“I am starting again next term,” said Toby. “See you then.”


With morning sensation came like a dust-storm to sweep Harley in its whirl and leave her spinning. The whole of Roe’s own house, of course, knew overnight. Those who had been asleep were violently awakened to be told. And in the morning the members of Seymour’s spread out fanwise and ran through the other houses before their breakfast, carrying the news.

At morning prayers there was some kind of hope that the Head would make an announcement revoking his selection of a football captain, and perhaps even acknowledging the claims of Rouse, but instead he came in without an indication of any kind that anything was untoward and faced them. His eyes roamed round the sea of their upturned faces. He noticed Rouse in the forefront, but Rouse did not look his way. Next his eyes turned upon the rebels of the Sixth lined up beneath his dais, each in a most devout and learned attitude, and finally he turned to Pointon and jerked his head at him. So Pointon’s voice broke the silence at last as he began to read.

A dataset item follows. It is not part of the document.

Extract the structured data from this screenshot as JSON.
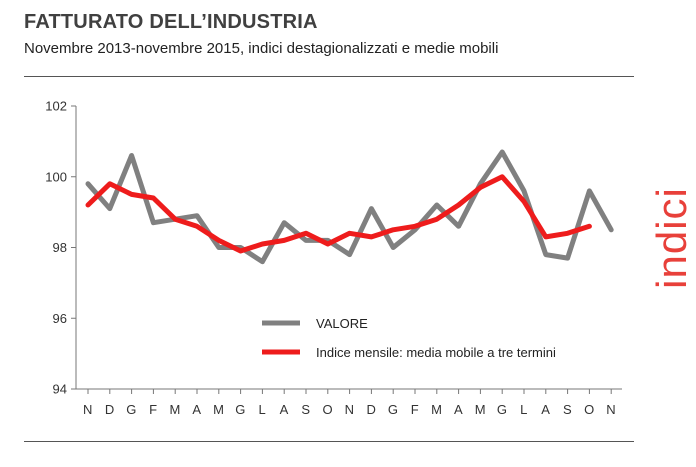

When, later, the moment came for the Head to walk down the aisle between them, his gown majestically swinging, and to pass through the open doors before their shuffling dismissal to their classes could begin, he walked with a quick and irritable step, and it was not until he had reached the quiet of his own room that he remembered one saving thought in his bitter sorrow. They did not yet know that he himself would, at the end of term, leave them in triumphant possession of their own unwritten laws.

One master and one boy were, as we know, in the secret, but the boy had honourably promised not to speak of it to anyone in the school, not even to Rouse or Terence or Henry Hope.

“It is not your secret,” Toby had said. “You have stumbled upon it, and so it is not yours to tell.”

In Seymour’s they had looked at Bobbie curiously in the morning, and a great many boys of his own age had gathered about him to satisfy their curiosity by asking questions. But he had smiled at them and shaken his head.

“I went out for someone and I was late back,” was all he would say; “but I got in all right.”

For the rest, he let their imagination carry them where it would. Rouse came upon him and he too would have begun to question, but Bobbie gave him a note from Toby and this appeared to afford him wholesome satisfaction.